OA-21: Dysregulated APOBEC3B promotes cell proliferation and DNA damage in multiple myeloma

Introduction: Previous research on APOBEC3B (A3B) in multiple myeloma (MM) has predominantly focused on APOBEC mutation signatures. However, the role of A3B mRNA expression level and its impact on MM cellular characteristics remains poorly understood. This study aims to investigate the prognostic significance of A3B mRNA expression in MM progression and explore its downstream effects through in vitro experiments.

Methods: The prognostic significance of A3B mRNA expression level in the CoMMpass dataset was investigated using Univariate Cox regression and Kaplan-Meier Curve analysis. Additionally, a pathways analysis (KEGG/REACTOME) was conducted to identify biological functions that were significantly overrepresented in genes correlated with A3B expression. Lentiviral knockdown (KD) and overexpression (OE) of A3B were performed in MM cell lines, followed by RNA-seq and pathway analysis to identify shared pathways through parallel analysis. The obtained results were subsequently tested and validated in vitro.

Results: A3B expression level showed the highest hazard ratio (HROS:2.60; HRPFS:2.32, p< 0.001) among all APOBECs in the MMRF dataset, highlighting the need for functional analysis in MM cells. Genes associated with cell cycle, G1 to S phase transition, and DNA repair response pathways were significantly enriched in the downregulated and upregulated genes in A3B KD (AMO1, L363, LP1, EJM, U266B1) and OE (U266B1, OPM2) MM cell lines, respectively. These findings were validated in the MMRF dataset, showing a significant overrepresentation of these pathways in genes positively correlated with A3B transcript levels and overexpressed in A3B-high (4th quartile) patients versus A3B-low (1st quartile) patients. We showed that A3B KD significantly decreased the proliferation rate and particularly inhibited the G1 to S phase transition in the BrdU/PI assay, resulting in G1 to S arrest. The level of DNA double strand breaks (p-H2AX-S139), single strand DNA breaks (p-S33-RPA32), and deaminase activity (apurinic/apyrimidinic site levels) were quantified in MM cell lines revealing a reduction in A3B KD cells versus cells transduced with empty vector/scrambled.
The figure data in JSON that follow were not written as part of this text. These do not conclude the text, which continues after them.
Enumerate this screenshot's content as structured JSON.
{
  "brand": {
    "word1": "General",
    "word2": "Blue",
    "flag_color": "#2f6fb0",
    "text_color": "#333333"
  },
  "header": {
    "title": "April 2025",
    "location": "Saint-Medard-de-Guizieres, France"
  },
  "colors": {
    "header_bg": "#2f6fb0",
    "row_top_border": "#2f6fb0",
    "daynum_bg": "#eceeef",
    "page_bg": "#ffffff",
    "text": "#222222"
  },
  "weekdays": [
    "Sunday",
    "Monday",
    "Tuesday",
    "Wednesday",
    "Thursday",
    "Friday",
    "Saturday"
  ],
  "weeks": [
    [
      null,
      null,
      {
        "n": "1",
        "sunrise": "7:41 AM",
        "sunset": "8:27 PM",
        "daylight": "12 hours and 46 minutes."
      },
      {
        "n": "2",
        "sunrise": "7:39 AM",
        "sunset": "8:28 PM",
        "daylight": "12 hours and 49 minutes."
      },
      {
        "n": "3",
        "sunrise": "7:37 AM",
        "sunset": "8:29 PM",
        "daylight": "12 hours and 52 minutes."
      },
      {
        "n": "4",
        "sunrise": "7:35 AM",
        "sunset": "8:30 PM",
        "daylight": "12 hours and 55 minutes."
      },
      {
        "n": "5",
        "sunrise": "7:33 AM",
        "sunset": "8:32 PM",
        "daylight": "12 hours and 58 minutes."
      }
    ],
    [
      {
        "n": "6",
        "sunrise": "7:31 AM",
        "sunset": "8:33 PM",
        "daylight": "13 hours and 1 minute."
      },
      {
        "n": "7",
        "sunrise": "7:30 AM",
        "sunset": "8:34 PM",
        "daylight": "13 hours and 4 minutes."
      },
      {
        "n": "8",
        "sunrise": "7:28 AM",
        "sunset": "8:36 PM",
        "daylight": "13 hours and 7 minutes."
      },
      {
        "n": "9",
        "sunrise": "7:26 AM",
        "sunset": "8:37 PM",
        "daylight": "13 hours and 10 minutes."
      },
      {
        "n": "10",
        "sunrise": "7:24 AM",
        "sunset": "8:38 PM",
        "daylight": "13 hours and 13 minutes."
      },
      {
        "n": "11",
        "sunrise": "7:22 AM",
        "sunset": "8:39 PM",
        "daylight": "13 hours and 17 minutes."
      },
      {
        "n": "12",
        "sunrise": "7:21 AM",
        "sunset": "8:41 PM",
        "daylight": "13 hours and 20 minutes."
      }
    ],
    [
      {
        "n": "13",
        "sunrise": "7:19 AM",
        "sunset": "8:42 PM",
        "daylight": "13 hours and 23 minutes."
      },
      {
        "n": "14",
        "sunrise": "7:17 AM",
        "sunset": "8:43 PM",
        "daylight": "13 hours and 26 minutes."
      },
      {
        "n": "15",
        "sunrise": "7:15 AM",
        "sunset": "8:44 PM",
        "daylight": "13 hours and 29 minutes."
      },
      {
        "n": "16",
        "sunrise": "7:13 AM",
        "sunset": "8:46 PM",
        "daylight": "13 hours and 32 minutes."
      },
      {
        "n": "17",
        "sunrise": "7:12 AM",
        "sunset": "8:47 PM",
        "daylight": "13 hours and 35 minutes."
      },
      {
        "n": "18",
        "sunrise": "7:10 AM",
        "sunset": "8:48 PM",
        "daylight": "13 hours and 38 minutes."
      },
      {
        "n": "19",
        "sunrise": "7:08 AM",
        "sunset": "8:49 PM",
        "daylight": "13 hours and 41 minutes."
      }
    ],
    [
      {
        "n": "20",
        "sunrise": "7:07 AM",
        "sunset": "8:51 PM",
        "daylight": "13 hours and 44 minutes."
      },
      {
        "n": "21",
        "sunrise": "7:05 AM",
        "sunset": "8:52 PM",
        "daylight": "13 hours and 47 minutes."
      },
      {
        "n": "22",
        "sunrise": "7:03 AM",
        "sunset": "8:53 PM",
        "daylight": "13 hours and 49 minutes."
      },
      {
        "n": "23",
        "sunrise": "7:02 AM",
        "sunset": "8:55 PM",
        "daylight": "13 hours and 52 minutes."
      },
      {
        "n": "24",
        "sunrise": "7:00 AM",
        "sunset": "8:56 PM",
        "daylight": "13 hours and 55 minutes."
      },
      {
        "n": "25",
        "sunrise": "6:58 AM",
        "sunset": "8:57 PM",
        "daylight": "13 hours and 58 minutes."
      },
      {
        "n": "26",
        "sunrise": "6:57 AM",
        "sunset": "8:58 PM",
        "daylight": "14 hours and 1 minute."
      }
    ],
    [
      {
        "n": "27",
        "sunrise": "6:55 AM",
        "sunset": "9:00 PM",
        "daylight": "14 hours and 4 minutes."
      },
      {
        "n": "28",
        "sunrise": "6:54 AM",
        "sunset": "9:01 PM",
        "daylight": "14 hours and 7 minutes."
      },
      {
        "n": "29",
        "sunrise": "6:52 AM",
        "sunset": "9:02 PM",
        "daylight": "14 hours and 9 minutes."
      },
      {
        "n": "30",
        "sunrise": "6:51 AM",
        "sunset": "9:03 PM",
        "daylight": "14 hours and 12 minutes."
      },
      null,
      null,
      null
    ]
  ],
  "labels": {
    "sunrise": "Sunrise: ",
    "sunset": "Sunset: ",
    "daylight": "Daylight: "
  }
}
We conducted further investigations to assess the impact of A3B expression levels in patients with Del17p (DNA repair deficiency). Our findings demonstrate that patients carrying del(17p)(CCF>20%) and exhibiting high A3B mRNA expression levels (4th quartile) display a significant (p < 0.05) enrichment of APOBEC-induced genomic mutations, along with a worse prognosis (median PFS: 500 days), in comparison to patients with intermediate (2nd and 3rd quartile) (median PFS: 1000 days) and low (1st quartile) A3B expression levels (median PFS: 1900 days).

Conclusions: These findings highlight the substantial involvement of A3B in cell proliferation and genomic instability in MM. This identifies A3B as a promising candidate for targeted interventions aimed at mitigating DNA damage and genomic instability in MM cells, particularly among patients with del(17p).